Im verhandelten Fall hatte ein Wohnungseigentümer zunächst ohne die Zustimmung der anderen Mitglieder der WEG unter anderem die Mauer einer Dachterrasse abgerissen, Fenster vergrößert und eine neue Terrasse errichtet. Ein zweiter Eigentümer war dagegen mit einem WEG-Verfahren vorgegangen, das sich derzeit in der Beschwerdeinstanz befindet.

Die Wohnungseigentümerversammlung hat aber mittlerweile die Änderungen mit mehreren Beschlüssen gebilligt, gegen die der Beschwerdeführer ebenfalls vor Gericht zog. Er vertrat dabei die Auffassung, der Beklagte hätte für die Beschlüsse wegen des noch laufenden Verfahrens kein Stimmrecht besessen.

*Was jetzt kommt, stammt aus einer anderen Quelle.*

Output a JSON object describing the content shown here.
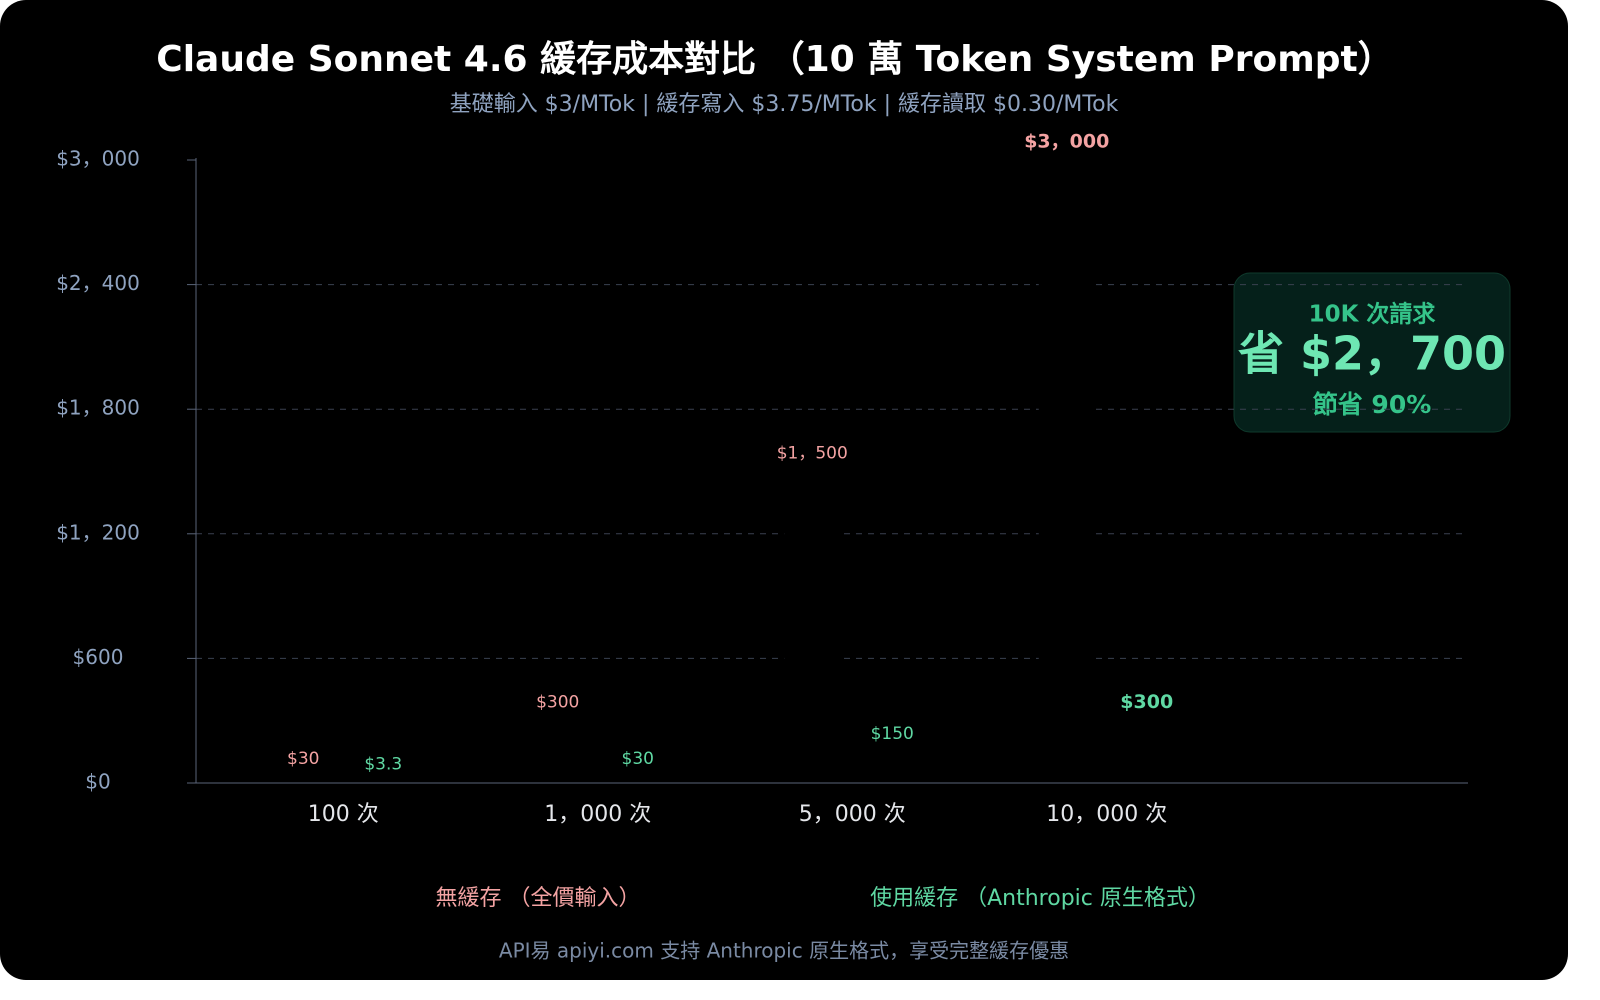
{
  "chart_data": {
    "type": "bar",
    "title": "Claude Sonnet 4.6 緩存成本對比 （10 萬 Token System Prompt）",
    "subtitle": "基礎輸入 $3/MTok | 緩存寫入 $3.75/MTok | 緩存讀取 $0.30/MTok",
    "categories": [
      "100 次",
      "1，000 次",
      "5，000 次",
      "10，000 次"
    ],
    "series": [
      {
        "name": "無緩存 （全價輸入）",
        "color": "#f4a3a3",
        "values": [
          30,
          300,
          1500,
          3000
        ],
        "value_labels": [
          "$30",
          "$300",
          "$1，500",
          "$3，000"
        ]
      },
      {
        "name": "使用緩存 （Anthropic 原生格式）",
        "color": "#5fd8a3",
        "values": [
          3.3,
          30,
          150,
          300
        ],
        "value_labels": [
          "$3.3",
          "$30",
          "$150",
          "$300"
        ]
      }
    ],
    "bar_fill": "#000000",
    "ylim": [
      0,
      3000
    ],
    "yticks": [
      {
        "value": 0,
        "label": "$0"
      },
      {
        "value": 600,
        "label": "$600"
      },
      {
        "value": 1200,
        "label": "$1，200"
      },
      {
        "value": 1800,
        "label": "$1，800"
      },
      {
        "value": 2400,
        "label": "$2，400"
      },
      {
        "value": 3000,
        "label": "$3，000"
      }
    ],
    "grid": true,
    "annotation": {
      "line1": "10K 次請求",
      "line2": "省 $2，700",
      "line3": "節省 90%"
    },
    "footer": "API易 apiyi.com 支持 Anthropic 原生格式，享受完整緩存優惠"
  }
}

Der BGH erteilte seinem Ansinnen aber eine Absage. Sinn der Regelung des § 25 Abs. 5 Alt. 2 WEG ist es demnach, zu verhindern, dass ein Prozessgegner Einfluss auf das Ob und Wie des gegen ihn gerichteten Prozesses nehmen kann. Dieses Risiko besteht aber nur bei Beschlüssen über verfahrensrechtliche Maßnahmen.